Blouse blanche et gilet rouge
Jennifer Gay-Le Bars est infirmière à l’hôpital d’Annonay. Cette ancienne Parisienne nous raconte pourquoi elle est devenue ardéchoise.
A 18 ans, ce fut pour moi une évidence, la région parisienne ne me convenait pas. Je suis partie vivre définitivement en Ardèche !
Deux ans plus tard, tout en étant élève infirmière, j’ai intégré le corps départemental des Sapeurs-Pompiers de l’Ardèche. Cet engagement représentait un saut dans l’inconnu.
Maintenant, à 42 ans, j’exerce le métier d’infirmière de nuit au centre hospitalier Ardèche Nord d’Annonay, dans l’unité de gastro-entérologie, addictologie, et soins palliatifs ; j’ai exercé dans d’autres Services : hématologie, urgences, pneumologie, endocrino-néphro-maladies infectieuses. Au cours du confinement, le Covid 19 n’est pas entré dans mon service, mais il était très difficile de gérer concomitamment les soins aux malades et les appels des familles.
En tant qu’infirmière sapeur-pompier au S.D.I.S. de l’Ardèche au centre de Saint Félicien, mon rôle est à l’opposé de mon travail en soins palliatifs ; c’est une autre réflexion et un autre accompagnement qui demandent de l’investissement et d’autres connaissances que celles qu’il faut avoir à l’hôpital. En priorité, je dois effectuer de la prévention et de la pédagogie : visites médicales des Sapeurs-Pompiers, informations, explications, concernant les principes d’hygiène et de soins. Mais évidemment, le second volet de mes tâches concerne les secours aux civils. Le médecin-chef des S.D.I.S. d’Ardèche et de la Drôme me donne le droit d’administrer des médicaments dans un cadre précis et strict. Par ailleurs, j’appartiens à l’unité médico-psychologique du S.D.I.S. de l’Ardèche qui prend en charge les pompiers impactés psychologiquement lors d’interventions.
Les Infirmiers Sapeurs-Pompiers sont de plus en plus demandés du fait de la désertification médicale en campagne et de l’éloignement des unités de Service Mobile d'Urgence et de Réanimation (S.M.U.R.). Je n’effectue pas autant d’interventions que je le voudrais, car mon mari est également Sapeur-Pompier et l’un des deux doit s’occuper de nos trois enfants !

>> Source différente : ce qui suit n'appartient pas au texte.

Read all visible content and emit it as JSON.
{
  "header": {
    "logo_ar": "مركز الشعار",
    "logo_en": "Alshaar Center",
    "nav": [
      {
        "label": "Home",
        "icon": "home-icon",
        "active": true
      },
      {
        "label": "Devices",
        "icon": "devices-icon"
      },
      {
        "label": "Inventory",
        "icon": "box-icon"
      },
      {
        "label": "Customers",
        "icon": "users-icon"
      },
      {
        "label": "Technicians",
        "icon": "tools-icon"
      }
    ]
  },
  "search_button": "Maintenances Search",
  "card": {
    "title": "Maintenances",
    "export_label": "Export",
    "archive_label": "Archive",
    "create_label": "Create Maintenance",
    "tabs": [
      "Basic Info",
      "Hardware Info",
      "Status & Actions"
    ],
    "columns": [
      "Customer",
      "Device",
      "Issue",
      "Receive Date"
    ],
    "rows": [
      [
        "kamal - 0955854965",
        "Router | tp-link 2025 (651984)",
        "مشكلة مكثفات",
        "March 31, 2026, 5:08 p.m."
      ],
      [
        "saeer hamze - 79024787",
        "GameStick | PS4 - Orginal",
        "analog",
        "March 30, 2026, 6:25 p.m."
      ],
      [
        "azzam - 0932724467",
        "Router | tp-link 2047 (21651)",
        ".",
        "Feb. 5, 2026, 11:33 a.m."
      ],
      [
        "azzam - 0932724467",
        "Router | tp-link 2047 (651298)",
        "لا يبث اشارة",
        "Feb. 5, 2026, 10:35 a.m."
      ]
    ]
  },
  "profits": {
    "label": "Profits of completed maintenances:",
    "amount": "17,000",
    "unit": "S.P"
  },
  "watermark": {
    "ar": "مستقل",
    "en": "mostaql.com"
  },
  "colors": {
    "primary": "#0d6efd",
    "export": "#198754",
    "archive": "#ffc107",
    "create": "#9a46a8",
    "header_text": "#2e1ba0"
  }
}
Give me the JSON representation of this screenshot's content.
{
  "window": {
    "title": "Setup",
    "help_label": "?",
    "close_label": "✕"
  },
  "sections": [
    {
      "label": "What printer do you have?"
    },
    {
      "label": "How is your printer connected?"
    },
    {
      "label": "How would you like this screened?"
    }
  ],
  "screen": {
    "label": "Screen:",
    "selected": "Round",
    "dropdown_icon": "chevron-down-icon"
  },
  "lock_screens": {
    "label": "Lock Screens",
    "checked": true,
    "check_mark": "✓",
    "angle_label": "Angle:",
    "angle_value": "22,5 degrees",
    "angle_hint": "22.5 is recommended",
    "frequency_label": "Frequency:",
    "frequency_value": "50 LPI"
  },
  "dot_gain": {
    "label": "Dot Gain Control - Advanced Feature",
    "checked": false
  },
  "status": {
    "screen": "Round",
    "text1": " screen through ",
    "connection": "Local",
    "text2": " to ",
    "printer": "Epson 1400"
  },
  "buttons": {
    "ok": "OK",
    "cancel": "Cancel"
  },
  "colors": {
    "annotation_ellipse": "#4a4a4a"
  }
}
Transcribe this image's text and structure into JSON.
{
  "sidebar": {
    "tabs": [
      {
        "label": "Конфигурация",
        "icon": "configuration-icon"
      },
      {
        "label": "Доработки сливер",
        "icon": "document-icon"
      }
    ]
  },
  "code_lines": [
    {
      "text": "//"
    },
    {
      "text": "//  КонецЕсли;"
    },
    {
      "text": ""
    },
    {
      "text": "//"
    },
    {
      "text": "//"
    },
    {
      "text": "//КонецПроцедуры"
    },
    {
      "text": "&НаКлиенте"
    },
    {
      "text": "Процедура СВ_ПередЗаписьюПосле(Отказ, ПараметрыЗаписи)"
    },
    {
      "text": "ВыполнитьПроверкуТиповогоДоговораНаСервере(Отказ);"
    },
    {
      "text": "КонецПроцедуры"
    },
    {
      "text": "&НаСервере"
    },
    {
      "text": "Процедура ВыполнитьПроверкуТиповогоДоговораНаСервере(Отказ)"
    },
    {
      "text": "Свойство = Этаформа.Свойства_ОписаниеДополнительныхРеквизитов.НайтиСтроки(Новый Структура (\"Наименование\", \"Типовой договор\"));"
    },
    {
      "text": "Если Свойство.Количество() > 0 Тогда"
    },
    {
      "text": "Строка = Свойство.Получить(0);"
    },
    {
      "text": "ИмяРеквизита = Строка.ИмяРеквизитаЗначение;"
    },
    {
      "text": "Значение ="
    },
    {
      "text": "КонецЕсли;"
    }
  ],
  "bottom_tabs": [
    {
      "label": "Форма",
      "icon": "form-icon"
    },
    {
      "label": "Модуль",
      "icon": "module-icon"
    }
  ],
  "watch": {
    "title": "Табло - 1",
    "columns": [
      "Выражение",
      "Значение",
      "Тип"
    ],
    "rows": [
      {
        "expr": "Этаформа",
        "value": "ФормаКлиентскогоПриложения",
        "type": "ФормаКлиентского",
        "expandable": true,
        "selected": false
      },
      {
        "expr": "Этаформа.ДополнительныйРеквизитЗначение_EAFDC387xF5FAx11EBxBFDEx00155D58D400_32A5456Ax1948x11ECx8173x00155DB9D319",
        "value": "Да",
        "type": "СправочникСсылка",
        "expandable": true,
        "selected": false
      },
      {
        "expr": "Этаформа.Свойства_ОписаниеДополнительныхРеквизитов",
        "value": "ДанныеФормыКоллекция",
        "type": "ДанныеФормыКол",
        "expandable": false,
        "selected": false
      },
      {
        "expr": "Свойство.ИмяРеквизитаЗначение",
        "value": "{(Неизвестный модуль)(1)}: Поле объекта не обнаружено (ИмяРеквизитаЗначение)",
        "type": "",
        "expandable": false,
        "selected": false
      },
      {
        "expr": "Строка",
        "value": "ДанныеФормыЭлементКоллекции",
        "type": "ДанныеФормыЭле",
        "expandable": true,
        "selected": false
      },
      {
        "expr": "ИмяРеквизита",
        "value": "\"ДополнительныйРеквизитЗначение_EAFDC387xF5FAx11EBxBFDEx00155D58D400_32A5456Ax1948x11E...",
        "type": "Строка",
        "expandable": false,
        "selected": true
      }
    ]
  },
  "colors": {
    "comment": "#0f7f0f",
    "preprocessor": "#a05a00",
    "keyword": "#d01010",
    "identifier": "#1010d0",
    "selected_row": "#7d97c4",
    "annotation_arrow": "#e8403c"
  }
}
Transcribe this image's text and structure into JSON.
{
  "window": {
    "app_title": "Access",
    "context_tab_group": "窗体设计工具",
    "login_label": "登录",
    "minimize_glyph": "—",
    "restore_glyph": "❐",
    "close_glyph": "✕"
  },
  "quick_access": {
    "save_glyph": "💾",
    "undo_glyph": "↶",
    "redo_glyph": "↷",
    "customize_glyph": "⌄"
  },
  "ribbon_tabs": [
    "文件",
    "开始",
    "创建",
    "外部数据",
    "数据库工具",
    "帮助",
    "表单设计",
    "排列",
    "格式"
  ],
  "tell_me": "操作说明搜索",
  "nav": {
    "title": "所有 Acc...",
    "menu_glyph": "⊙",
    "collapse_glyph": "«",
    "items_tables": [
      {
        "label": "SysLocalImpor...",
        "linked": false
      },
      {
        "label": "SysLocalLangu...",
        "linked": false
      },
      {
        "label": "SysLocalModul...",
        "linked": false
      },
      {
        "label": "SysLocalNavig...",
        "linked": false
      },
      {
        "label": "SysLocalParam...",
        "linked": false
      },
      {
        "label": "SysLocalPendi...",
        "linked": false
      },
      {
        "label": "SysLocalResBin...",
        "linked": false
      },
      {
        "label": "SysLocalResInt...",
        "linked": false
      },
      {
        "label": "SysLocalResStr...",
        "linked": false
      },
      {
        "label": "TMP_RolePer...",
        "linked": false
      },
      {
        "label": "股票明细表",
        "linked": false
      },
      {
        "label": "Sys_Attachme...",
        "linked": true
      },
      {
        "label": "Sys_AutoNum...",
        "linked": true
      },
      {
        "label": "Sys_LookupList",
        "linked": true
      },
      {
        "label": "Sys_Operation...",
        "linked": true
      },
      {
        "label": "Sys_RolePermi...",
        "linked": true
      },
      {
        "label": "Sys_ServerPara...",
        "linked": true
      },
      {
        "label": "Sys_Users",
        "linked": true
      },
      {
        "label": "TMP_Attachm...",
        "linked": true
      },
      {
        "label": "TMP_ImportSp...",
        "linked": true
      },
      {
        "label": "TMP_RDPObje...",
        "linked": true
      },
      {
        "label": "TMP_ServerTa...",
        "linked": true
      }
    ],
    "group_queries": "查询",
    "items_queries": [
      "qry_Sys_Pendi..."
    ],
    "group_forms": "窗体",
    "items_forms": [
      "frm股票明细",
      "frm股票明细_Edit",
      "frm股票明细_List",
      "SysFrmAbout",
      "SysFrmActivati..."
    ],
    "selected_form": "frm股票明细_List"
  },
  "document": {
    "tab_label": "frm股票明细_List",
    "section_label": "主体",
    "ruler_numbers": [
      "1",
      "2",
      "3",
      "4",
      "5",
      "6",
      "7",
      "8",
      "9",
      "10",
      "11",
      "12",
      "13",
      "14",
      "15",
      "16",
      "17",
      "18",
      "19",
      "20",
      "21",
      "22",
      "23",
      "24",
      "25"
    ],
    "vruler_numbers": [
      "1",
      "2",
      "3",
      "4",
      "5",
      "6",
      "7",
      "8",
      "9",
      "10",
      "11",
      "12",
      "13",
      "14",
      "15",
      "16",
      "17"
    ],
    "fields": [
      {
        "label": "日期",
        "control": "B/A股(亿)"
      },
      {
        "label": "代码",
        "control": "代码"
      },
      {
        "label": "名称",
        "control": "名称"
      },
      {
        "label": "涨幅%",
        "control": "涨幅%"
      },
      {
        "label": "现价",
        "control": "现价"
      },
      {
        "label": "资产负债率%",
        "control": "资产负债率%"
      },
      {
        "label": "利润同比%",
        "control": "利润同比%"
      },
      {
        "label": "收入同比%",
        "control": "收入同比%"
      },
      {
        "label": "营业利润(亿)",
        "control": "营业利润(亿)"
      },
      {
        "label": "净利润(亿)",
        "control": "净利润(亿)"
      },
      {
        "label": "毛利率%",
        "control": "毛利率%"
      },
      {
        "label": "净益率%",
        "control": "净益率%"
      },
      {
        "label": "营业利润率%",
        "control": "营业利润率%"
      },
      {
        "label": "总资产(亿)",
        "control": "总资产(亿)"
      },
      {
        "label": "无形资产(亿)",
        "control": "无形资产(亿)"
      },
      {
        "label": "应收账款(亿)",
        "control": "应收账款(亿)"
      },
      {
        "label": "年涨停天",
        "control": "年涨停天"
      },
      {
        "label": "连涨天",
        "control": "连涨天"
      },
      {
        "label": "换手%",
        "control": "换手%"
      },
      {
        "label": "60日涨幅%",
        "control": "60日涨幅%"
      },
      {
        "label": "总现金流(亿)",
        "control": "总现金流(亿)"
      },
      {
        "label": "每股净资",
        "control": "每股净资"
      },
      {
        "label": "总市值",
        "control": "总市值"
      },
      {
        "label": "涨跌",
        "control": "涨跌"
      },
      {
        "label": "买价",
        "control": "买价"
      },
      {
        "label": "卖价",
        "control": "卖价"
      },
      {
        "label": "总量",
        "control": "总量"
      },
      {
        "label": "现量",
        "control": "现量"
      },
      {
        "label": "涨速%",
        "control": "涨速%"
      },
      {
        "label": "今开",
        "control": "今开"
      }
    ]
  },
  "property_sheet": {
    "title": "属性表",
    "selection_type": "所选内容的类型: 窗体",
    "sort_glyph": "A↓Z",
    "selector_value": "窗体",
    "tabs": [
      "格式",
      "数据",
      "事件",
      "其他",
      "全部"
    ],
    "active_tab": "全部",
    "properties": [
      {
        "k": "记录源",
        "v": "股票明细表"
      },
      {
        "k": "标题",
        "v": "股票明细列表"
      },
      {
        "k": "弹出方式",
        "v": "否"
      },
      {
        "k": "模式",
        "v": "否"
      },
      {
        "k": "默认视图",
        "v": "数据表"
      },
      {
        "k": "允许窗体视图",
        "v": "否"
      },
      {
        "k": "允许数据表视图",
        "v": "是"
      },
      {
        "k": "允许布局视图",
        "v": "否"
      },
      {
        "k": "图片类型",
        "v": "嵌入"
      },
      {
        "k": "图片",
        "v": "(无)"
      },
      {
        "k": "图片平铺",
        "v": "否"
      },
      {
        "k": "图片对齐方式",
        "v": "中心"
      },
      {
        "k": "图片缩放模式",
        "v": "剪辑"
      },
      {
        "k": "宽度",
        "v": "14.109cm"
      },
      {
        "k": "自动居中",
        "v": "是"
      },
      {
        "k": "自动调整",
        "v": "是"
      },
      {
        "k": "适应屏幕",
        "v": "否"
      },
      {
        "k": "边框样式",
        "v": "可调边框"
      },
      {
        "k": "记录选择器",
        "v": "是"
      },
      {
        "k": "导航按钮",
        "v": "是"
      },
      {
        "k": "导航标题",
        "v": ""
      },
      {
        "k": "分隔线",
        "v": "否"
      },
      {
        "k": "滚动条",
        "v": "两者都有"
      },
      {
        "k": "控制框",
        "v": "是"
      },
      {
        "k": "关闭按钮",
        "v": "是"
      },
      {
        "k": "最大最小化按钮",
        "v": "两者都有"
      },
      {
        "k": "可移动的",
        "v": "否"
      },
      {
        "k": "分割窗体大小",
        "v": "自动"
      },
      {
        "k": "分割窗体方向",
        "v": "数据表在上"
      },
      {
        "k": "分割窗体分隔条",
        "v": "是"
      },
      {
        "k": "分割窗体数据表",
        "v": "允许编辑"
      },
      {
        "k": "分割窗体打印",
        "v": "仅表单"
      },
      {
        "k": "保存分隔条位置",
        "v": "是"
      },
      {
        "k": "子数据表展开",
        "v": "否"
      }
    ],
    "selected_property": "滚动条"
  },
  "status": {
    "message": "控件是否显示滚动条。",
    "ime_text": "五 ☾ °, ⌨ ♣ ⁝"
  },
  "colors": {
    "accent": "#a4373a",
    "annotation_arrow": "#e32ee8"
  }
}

Enfin, monitrice nationale de secourisme, j’enseigne les premiers secours civiques aux civils - P.S.C.1 - bénévolement pour les associations et écoles qui en font la demande. J’ai pu constater la réussite de l’apprentissage du secourisme dès l’école primaire, adapté et avec des cas concrets, par le témoignage positif sur les connaissances et l’aisance des élèves que mes collègues moniteurs retrouvent au collège, et par le bon souvenir que les élèves en gardent des années après. Pour rendre ces séances attractives, un temps de préparation important est nécessaire sans compter mes propres recyclages pour maintenir et perfectionner mes compétences.
Difficile d’accomplir toutes ces activités sereinement ; le métier d’infirmière entraine une forte fatigue psychologique, des doutes, des pleurs, et celui de pompier un épuisement physique. Le fait de garder cette seconde activité n’est pas toujours compris, il m’est même parfois reproché : une femme S.P. devrait s’arrêter dès la naissance du premier enfant ! La société demande encore beaucoup aux femmes, surtout quand elles deviennent mère.
Cet engagement m’a parfois coûté et en même temps m’a beaucoup appris. Dès la formation exceptionnelle que j’ai reçue à l’école nationale des officiers de sapeur-pompier d’Aix en Provence, j’ai tout de suite été passionnée ; les rencontres avec des personnes de tout âge et de tout horizon me correspondaient bien. J’ai eu le sentiment d’entrer dans un rêve de petite fille ! Pendant les gardes avec des pompiers professionnels, j’ai noué des liens avec des enfants et des parents à qui j’ai transmis un peu de mes connaissances et de ma passion.
Nous avons transmis à nos enfants une vision positive : ils sont fiers de nous voir au service des autres : cela les a rendus respectueux et curieux, notamment pour la nature qui nous entoure.